Ko Sheung-Fat, Wan Yung-Liang, Ng Shu-Hang, Lin Jui-Wui, Hsieh Ming-Jeng, Fang Fu-Min, Lee Tze-Yu, Chen Wei-Jen
Department of Radiology, Chang Gung Memorial Hospital at Kaohsiung, Chang Gung University, 123 Ta-Pei Road, Niao-Sung Hsiang, Kaohsiung Hsien 833, Taiwan.
Clin Imaging. 2004 Jul-Aug;28(4):280-5. doi: 10.1016/S0899-7071(03)00202-X.

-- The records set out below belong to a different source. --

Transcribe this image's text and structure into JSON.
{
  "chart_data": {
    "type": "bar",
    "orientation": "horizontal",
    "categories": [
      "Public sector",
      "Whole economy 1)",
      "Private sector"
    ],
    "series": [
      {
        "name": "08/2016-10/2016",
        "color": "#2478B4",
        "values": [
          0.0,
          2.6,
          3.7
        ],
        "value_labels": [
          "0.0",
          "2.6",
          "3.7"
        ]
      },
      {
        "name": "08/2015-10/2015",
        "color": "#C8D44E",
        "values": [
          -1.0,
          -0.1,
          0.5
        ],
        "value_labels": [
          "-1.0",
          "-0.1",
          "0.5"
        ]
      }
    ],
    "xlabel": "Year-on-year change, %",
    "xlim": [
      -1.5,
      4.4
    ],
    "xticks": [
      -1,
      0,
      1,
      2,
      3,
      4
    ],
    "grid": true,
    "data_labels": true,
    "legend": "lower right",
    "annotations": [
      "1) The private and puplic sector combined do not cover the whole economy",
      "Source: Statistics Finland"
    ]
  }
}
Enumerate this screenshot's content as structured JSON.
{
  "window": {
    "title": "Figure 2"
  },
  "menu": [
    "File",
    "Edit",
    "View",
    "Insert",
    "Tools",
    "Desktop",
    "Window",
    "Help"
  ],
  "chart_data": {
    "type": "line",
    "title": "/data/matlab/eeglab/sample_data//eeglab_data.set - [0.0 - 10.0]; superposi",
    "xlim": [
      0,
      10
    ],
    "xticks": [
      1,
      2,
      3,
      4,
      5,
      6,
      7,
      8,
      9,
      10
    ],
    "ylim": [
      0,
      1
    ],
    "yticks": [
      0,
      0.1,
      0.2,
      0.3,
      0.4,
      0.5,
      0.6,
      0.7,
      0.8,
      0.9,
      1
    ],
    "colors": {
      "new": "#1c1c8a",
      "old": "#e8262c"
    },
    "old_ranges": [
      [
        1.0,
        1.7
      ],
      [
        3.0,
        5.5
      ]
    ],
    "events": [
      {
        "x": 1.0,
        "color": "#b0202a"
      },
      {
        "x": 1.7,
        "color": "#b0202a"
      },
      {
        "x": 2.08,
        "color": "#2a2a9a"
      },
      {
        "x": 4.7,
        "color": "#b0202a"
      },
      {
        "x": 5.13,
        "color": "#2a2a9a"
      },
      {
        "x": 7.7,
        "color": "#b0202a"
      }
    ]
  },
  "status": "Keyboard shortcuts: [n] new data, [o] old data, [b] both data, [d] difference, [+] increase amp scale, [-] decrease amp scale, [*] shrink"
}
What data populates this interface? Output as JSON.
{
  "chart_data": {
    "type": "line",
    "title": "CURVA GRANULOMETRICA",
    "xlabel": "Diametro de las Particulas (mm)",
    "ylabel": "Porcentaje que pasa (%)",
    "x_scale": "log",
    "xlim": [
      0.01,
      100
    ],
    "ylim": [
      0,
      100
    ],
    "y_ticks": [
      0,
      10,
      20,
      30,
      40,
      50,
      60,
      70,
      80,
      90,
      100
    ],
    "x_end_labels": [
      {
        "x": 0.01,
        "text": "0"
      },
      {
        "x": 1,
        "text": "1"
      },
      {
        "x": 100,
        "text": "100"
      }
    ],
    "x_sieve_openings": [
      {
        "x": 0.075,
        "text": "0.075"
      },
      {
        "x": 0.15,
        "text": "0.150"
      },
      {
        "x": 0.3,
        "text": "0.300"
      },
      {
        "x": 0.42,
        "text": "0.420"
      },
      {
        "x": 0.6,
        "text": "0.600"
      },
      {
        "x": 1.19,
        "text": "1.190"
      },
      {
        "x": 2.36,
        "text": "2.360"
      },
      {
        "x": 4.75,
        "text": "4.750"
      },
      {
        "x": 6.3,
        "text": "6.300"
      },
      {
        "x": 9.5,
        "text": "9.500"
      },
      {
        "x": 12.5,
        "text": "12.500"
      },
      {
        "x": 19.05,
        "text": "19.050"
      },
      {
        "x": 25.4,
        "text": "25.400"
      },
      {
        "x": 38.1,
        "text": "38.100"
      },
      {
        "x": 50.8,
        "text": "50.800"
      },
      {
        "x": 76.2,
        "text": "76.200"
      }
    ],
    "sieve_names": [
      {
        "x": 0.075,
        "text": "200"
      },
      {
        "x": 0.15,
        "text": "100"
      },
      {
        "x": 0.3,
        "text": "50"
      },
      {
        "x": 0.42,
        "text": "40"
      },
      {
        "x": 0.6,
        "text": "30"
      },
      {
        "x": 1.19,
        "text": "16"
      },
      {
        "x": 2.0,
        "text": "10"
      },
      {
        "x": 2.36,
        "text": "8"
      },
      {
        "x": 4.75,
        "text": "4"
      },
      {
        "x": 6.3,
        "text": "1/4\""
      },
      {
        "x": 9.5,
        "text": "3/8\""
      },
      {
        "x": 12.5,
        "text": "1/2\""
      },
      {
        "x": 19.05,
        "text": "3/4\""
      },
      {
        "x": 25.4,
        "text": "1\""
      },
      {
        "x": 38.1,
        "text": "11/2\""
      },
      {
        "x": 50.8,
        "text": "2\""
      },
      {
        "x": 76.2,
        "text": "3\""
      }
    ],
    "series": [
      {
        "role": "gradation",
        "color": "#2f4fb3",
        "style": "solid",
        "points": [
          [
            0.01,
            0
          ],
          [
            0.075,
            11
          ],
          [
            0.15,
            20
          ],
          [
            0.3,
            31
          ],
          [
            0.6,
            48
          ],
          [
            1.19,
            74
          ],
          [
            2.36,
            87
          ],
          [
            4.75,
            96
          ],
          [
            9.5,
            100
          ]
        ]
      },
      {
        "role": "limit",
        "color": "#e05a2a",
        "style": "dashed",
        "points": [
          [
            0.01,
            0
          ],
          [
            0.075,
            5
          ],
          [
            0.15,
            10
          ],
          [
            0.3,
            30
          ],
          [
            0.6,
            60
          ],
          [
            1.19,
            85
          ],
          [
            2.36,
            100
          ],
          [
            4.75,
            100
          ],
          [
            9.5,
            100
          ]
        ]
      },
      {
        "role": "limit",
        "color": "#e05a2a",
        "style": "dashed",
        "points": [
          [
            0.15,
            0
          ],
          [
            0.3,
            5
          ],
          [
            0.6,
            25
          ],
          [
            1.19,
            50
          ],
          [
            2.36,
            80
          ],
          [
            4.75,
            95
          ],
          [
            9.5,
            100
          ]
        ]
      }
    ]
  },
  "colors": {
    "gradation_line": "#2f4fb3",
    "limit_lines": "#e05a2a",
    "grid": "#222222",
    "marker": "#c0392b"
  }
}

The imaging features of 16 cases of pathologically proven atypical thoracic Castleman disease (CD) were retrospectively reviewed. Thirteen out of 16 tumors originated from atypical locations, including eight from the pleura and one each from the axilla, supraclavicular fossa, intercostal space, pericardium, and lung. Six out of 16 tumors revealed atypical enhancement, including poor CT enhancement in three tumors, target-like CT enhancement in two tumors, and concentric MR enhancement pattern in one tumor. These atypical enhancement patterns were histopathologically corresponded to various degrees of degeneration, necrosis, and fibrosis.
回顾性分析16例经病理证实的非典型胸内Castleman病(CD)的影像学特征。16例肿瘤中有13例起源于非典型部位,包括8例起源于胸膜,腋部、锁骨上窝、肋间隙、心包和肺各1例。16例肿瘤中有6例表现为非典型强化,包括3例CT强化不佳,2例呈靶样CT强化,1例呈同心性MR强化模式。这些非典型强化模式在组织病理学上与不同程度的变性、坏死和纤维化相对应。